Lucien watched her, rain-damp and pale and far too beautiful in her shabby borrowed light.
Aurora pointed at the chair.
“Sit down properly. If you pass out in Eva’s flat, I’ll leave you there and let her shout you awake.”
He lowered himself with care.
“I remember her style.”
“Good. While I find something cleaner than a tea towel, you’re going to tell me everything. Names. Places. Who else saw that ledger.
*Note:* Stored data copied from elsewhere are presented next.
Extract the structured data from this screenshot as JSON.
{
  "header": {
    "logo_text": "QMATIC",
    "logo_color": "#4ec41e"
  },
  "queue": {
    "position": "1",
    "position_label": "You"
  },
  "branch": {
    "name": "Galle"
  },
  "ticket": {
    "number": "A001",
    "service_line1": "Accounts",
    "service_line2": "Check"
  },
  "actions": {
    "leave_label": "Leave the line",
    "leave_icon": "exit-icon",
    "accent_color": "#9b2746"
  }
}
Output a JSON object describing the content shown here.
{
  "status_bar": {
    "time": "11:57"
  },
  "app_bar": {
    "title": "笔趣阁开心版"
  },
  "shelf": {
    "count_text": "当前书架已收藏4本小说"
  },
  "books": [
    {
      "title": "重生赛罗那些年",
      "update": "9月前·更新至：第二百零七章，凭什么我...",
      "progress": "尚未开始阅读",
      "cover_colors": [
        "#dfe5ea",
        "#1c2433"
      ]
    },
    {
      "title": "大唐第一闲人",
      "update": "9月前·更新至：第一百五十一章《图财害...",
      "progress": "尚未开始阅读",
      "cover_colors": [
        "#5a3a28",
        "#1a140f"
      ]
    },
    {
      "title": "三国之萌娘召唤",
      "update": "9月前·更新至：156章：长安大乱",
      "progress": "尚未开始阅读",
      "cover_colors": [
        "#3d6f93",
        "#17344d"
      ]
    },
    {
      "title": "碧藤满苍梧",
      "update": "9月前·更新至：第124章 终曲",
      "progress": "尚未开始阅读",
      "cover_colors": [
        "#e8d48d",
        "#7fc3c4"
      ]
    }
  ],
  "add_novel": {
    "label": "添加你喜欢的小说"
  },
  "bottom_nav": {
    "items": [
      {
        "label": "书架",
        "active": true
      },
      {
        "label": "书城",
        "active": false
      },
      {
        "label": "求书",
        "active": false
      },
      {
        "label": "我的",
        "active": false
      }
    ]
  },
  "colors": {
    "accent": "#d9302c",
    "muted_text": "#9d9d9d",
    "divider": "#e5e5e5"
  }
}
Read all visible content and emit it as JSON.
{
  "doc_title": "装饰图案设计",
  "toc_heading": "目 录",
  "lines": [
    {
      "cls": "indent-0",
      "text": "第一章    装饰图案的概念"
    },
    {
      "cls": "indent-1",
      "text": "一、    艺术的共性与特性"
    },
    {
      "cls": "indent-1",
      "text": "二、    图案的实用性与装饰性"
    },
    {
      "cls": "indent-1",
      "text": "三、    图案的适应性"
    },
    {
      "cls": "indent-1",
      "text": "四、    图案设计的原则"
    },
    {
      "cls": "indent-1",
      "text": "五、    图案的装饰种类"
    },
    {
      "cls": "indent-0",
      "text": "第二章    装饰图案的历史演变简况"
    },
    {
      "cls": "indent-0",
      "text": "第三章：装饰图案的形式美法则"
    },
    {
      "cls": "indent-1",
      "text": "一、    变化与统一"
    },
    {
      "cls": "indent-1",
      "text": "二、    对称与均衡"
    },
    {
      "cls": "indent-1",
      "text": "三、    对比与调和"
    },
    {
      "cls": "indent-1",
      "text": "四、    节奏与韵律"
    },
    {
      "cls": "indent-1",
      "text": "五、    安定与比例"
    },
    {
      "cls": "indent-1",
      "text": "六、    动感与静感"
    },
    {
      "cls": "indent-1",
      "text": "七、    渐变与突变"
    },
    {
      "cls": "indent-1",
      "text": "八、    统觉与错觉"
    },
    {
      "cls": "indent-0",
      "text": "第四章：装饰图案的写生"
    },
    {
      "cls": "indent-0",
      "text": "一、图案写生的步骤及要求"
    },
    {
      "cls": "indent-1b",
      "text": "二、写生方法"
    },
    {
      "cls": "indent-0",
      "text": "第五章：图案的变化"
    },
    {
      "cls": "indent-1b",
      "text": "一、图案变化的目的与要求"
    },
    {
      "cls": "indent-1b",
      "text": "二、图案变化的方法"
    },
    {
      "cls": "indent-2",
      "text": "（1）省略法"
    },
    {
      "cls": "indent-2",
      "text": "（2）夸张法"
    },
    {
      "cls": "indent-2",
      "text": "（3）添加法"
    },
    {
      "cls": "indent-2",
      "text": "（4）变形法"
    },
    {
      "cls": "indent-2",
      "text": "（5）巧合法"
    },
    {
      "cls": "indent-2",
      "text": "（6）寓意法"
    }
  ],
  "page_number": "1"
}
And if you lie to me once tonight, I bolt the door behind you and send you back to your blue Ford problem.”
Lucien inclined his head.
“Understood.”
Aurora yanked open the cupboard under the sink and started rummaging through a plastic box of plasters, bandages, and one bottle of antiseptic that looked older than she liked.
Behind her, his voice came low and even.
“Halden kept a room above an antique shop on Cheshire Street for six months. He abandoned it last week. He favours private card games and women who wear knives at the thigh. He owes money to a bookmaker in Bethnal Green and fear to a woman called Mireille.”
Aurora found the bandages, stood, and turned back to him.
“That’s better.”
“It’s a start.”
She stepped between his knees to wrap the cloth round his waist. His hands stayed clear of her. That made the air between them hum harder than touch.
“When this is over,” she said, winding the bandage firm across the torn shirt, “you leave.”
Lucien looked up at her from the chair, one eye amber, one black, both fixed on her with that unbearable steadiness.
“When this is over,” he answered, “I’ll do exactly as you ask.”